# Free Knit Graphing Software



## DOLDOL (Feb 28, 2011)

Knit Design studio has their design grafting software for free at this website: http://savannahwinds.weebly.com/knit-design-studio.html


----------



## mrscp1946 (Mar 26, 2011)

looks great will enjoy playing with it thanks for link


----------



## btibbs70 (Mar 23, 2011)

Thanks for the link. I'm new to knitting (<1yr), and I love adding to my "bag of tricks." Can't wait to learn the program!


----------



## Star58 (Apr 6, 2011)

Thanks a lot for the website. I'm going to try my hand at designing and this will be useful


----------



## BGP6 (Mar 8, 2011)

Will it work for MAC? I got rid of my PC last year.


----------



## pamela Lehmann (Jan 24, 2011)

Couldn't figure it out for my Mac.
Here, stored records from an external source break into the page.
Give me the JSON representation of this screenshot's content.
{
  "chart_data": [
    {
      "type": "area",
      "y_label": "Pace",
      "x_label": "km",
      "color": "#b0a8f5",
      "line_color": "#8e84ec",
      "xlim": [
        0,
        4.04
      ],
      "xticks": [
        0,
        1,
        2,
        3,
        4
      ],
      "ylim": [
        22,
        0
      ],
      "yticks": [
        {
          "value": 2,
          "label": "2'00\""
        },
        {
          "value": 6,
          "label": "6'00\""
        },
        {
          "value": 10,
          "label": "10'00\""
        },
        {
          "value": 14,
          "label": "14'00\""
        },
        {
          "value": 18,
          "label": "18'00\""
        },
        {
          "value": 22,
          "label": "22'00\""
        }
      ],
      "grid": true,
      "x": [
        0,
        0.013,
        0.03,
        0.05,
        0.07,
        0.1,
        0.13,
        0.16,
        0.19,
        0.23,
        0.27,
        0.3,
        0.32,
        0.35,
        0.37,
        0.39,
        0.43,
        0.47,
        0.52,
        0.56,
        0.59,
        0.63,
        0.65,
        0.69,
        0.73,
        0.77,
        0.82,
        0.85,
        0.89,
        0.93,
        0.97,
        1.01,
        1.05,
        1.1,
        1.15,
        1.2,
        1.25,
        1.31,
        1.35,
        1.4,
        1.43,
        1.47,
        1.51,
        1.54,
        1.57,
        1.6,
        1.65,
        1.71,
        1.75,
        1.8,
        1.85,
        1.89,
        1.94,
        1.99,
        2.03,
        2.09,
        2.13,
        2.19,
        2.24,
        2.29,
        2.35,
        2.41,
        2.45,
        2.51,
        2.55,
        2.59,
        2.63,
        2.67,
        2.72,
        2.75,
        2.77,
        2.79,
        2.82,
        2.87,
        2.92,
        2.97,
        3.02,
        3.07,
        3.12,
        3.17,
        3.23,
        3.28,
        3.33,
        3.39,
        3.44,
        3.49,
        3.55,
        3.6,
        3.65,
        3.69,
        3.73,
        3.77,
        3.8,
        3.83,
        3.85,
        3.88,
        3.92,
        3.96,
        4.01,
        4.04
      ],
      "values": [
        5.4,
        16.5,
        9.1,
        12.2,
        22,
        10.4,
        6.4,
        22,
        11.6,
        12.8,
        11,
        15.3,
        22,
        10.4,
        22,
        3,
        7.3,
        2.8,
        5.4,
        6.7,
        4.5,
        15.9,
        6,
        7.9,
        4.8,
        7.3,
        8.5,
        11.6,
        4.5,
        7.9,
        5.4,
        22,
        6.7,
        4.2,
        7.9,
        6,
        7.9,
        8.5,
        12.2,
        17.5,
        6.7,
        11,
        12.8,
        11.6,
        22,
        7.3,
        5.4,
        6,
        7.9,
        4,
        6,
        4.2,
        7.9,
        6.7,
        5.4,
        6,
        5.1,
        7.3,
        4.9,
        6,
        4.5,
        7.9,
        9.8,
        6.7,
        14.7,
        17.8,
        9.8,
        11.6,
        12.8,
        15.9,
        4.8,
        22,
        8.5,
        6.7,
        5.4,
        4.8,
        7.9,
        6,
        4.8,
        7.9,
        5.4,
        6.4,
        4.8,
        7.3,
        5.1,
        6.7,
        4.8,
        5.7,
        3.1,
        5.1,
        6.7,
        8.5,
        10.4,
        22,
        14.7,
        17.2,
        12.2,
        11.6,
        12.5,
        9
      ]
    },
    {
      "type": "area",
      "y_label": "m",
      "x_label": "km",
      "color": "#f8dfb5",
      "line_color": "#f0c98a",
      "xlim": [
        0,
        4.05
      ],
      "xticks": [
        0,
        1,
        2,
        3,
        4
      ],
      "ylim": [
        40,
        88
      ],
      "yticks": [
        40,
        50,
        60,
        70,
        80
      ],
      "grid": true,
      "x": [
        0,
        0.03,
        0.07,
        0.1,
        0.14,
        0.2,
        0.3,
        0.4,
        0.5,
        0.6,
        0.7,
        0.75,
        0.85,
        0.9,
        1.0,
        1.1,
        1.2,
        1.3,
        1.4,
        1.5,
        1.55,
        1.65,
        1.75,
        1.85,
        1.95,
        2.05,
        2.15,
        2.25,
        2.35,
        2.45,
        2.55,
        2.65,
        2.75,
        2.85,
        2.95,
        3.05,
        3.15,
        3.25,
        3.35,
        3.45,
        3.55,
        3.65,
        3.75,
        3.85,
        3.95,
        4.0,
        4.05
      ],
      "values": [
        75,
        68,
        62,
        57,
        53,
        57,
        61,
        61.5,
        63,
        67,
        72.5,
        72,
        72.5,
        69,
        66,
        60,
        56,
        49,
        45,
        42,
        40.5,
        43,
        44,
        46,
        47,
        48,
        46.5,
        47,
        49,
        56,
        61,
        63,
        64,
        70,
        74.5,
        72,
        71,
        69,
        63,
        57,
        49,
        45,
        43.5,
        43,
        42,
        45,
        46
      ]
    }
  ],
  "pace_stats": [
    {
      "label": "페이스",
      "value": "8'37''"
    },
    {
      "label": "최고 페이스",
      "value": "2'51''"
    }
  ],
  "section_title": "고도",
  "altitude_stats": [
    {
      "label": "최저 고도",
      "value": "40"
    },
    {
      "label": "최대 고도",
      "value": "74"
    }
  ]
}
If anyone gets it, please share the instructions.
Thanks.


----------



## CamillaDesertMouse (Mar 19, 2011)

I use a PC and cannot get the KDS to open after d/l, installing...
any suggestions?
I rebooted, uninstalled and installed again many times too.


----------



## izzy (Jan 30, 2011)

Thanks for the site tip ... always fun to try new things !


----------



## clogden21 (Jan 25, 2011)

thank you that is a pretty cool program, I wish it took your graph and converted it to a written pattern.



DOLDOL said:


> Knit Design studio has their design grafting software for free at this website: http://savannahwinds.weebly.com/knit-design-studio.html


----------



## CamillaDesertMouse (Mar 19, 2011)

DOLDOL said:



> Knit Design studio has their design grafting software for free at this website: http://savannahwinds.weebly.com/knit-design-studio.html


Yes ...thank you so much Doldol


----------



## Mimo (Jun 27, 2013)

Awesome, thank you for the link


----------